I also appreciate Yellowbook as a metaphor for wasteful PPC and social media marketing spending. The number of companies I've talked to (as I am sure you have too) that want marketing services without proper measurement tools, conversion analytics and a well flushed out sales tracking process set up first is frightening.
Wasteful spending touches many and marketing is certainly one of the most troublesome categories.
I really do hope MN lawmakers consider what may happen in Seattle and limit Yellowbook distribution here. Like Ed says, what's so hard about opt-in or even opt-out?
What's so hard about opt-in?
Yellowbook models are really broken. They try to redirect accusations of environmental damage to direct mail, which, if you add it up over a year, is generally greater than yellow pages. But, here's one huge difference: direct mail companies are more than willing to remove you from their lists, since the quality of their lists directly correlate with conversion rates (and costs).
Yellow Pages companies, on the other hand, seem to prefer to rely upon the illusion of 100% saturation and use to justify their ad prices.

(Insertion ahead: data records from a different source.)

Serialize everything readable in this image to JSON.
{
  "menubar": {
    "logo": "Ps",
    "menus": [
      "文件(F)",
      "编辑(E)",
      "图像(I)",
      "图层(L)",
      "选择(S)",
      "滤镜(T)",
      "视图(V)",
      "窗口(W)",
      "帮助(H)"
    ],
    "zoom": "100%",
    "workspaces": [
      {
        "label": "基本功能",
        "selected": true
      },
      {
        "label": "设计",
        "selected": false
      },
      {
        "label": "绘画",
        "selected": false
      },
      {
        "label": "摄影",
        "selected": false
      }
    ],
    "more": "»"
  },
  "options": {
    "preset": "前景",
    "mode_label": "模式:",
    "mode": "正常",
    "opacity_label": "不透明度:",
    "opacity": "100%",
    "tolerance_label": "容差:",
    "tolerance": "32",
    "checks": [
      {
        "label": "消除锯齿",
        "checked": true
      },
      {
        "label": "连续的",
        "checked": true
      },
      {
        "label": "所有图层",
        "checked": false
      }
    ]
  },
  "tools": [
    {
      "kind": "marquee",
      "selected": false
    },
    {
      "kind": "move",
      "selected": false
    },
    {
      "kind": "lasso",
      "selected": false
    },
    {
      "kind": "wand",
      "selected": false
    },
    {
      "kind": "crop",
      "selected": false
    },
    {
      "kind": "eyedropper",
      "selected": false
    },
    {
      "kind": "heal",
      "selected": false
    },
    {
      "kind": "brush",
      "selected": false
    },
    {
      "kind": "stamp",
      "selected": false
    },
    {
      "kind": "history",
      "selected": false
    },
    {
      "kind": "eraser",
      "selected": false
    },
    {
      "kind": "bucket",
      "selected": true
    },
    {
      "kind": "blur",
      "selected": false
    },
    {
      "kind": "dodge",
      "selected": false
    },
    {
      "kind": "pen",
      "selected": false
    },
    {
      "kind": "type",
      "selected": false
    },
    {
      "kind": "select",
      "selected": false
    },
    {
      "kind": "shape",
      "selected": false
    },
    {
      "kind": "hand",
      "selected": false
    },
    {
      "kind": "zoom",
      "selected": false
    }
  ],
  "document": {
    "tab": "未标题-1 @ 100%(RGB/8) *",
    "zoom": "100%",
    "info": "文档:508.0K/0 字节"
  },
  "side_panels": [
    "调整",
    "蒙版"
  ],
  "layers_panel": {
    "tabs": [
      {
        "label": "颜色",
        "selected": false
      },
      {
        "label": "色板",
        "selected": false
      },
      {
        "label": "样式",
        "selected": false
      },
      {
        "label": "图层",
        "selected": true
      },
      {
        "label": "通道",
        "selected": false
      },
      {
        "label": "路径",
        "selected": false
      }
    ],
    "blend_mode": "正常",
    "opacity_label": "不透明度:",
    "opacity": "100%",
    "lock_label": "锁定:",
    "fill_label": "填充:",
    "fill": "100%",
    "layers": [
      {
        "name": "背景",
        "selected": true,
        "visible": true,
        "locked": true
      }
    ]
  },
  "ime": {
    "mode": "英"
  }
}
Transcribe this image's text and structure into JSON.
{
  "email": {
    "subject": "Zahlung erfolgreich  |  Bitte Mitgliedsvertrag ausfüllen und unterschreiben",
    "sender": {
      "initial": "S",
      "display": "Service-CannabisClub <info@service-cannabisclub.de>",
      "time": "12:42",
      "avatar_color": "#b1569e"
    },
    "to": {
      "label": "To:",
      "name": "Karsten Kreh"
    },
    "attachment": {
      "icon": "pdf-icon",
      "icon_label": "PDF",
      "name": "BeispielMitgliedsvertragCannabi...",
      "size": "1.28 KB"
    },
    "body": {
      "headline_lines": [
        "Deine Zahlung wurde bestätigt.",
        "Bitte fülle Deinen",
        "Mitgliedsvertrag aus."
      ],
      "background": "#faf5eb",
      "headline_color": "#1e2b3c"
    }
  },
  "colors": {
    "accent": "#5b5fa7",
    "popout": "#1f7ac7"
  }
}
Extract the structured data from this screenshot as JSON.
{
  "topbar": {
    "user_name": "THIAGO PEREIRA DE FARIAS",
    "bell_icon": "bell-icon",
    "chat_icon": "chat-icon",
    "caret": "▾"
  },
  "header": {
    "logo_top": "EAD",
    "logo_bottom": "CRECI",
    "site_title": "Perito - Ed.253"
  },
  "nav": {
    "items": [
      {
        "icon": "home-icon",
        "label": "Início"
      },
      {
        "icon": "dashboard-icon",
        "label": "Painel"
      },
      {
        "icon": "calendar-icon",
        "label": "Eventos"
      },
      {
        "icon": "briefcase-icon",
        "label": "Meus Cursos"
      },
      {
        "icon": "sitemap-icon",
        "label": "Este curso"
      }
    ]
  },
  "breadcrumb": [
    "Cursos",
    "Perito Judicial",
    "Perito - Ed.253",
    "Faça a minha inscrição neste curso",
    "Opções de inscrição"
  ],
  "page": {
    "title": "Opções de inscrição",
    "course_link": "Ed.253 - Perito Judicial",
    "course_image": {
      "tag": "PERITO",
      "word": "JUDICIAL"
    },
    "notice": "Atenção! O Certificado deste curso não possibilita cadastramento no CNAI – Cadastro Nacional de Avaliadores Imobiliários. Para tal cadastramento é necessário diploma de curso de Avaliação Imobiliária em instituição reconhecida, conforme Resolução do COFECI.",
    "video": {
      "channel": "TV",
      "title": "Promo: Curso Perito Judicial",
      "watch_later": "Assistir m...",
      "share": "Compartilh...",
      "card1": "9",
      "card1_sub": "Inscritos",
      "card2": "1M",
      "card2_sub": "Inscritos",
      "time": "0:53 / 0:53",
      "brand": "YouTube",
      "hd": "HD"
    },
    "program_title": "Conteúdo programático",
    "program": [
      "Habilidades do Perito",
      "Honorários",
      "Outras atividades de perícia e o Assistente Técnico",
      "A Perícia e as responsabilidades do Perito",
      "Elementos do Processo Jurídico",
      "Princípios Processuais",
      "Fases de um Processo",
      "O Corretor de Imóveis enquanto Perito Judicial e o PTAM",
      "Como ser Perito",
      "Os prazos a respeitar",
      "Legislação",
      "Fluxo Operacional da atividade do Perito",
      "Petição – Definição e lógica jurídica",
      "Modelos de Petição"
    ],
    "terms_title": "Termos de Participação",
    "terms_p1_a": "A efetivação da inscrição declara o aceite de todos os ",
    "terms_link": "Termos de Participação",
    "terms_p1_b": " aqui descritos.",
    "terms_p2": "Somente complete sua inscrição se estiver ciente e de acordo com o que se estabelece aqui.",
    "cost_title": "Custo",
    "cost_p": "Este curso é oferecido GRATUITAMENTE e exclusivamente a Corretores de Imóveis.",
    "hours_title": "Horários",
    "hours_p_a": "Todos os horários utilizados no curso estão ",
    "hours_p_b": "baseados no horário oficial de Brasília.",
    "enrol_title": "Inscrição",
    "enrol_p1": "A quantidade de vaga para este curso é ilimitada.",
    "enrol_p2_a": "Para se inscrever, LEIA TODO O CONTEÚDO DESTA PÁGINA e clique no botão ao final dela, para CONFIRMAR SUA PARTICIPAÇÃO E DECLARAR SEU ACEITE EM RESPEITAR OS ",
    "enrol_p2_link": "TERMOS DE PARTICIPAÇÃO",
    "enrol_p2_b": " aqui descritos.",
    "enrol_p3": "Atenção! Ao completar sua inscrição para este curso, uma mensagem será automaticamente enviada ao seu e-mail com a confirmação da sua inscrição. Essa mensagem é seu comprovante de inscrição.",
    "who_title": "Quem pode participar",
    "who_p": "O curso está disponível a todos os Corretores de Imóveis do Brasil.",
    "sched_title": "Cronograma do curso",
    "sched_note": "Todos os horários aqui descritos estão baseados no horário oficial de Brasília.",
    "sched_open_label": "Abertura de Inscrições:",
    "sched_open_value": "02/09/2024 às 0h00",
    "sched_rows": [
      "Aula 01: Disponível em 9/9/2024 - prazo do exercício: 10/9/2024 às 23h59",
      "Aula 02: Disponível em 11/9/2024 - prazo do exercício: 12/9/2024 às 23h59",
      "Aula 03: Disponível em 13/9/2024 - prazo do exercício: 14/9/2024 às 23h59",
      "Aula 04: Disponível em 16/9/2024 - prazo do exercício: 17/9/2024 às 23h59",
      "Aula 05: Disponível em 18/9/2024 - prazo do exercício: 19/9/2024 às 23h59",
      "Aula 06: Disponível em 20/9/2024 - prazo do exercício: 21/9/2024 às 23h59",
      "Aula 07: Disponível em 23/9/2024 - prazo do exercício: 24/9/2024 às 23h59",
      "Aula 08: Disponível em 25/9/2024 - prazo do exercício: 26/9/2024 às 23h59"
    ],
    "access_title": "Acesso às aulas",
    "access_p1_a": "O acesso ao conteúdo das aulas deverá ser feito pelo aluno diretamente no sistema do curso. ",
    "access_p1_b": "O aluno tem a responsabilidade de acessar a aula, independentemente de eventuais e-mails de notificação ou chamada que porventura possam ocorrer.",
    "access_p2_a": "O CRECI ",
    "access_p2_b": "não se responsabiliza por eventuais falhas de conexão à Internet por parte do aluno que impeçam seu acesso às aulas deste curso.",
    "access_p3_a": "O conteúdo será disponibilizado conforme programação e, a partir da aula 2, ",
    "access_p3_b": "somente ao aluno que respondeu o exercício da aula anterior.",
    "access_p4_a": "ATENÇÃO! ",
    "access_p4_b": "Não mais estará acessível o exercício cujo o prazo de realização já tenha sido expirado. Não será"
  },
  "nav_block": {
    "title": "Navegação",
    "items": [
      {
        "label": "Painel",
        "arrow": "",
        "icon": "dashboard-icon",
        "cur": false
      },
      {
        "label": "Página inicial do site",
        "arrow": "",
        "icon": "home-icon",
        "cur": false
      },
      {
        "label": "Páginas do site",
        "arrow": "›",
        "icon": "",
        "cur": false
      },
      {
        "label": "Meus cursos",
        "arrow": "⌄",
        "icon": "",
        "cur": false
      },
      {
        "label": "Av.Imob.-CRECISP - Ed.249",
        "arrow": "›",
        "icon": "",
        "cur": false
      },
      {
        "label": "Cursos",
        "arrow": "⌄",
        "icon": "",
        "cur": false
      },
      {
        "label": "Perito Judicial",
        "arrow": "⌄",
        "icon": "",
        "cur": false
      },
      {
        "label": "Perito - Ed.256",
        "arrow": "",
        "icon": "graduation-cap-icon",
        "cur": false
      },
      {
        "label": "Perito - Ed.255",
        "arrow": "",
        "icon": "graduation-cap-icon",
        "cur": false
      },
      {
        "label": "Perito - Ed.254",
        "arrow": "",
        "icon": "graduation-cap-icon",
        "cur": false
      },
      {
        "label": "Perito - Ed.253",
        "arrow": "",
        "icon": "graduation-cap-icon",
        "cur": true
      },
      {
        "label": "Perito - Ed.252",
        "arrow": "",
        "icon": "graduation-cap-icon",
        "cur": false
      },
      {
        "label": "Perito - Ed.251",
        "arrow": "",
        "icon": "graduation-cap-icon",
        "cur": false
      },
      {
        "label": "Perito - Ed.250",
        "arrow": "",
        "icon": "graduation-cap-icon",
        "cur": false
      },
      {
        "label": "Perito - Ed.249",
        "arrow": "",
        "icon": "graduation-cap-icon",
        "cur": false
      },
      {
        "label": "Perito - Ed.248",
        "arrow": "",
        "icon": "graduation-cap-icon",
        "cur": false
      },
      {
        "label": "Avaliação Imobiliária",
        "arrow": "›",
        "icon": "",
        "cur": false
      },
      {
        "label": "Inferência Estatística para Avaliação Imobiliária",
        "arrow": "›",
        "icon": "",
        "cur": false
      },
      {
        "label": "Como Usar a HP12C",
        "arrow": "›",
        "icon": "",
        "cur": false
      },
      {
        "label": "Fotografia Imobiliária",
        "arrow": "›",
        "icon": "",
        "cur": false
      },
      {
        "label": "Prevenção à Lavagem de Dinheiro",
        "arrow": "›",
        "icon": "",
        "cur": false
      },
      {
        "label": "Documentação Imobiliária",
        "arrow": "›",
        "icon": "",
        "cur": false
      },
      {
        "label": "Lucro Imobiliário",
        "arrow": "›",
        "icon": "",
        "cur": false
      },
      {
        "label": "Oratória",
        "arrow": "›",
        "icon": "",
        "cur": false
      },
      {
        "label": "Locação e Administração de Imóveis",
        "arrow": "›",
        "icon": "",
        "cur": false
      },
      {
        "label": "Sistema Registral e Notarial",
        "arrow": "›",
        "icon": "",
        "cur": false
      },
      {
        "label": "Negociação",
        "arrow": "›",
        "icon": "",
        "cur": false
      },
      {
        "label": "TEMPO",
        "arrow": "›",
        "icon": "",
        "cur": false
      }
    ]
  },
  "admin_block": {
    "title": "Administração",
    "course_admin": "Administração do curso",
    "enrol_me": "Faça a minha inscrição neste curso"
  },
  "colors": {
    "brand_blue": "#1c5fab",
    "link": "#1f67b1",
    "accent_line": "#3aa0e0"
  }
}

So they end up offloading a bunch of waste on cities, who have to deal with disposing of a huge percentage of unused phone books.
How big a percentage? Let's assume people could use one new set of books a year. That would make 66% of the phone books received in many Minnesota cities a complete waste, since we're hit with three vendors in many cities. And that is among those who actually USE the books.
Criminal?
Ed - totally agree is broken. But do you think it might even be criminal? I'm not trying to be outlandish but it seems to me that if I pulled that sort of accounting/audience stunt with my clients, I might end up in court.
Littering on empty houses should be criminal
For two years in a row Qwest Dex littered phone books on the foreclosed and vacant property next door to me. The "corporate trash" blows into my yard, across the street and throughout the neighborhood. I tried to get the books stopped, and it turns out a home has to have a working phone number to stop delivery. Even bank-owned homes.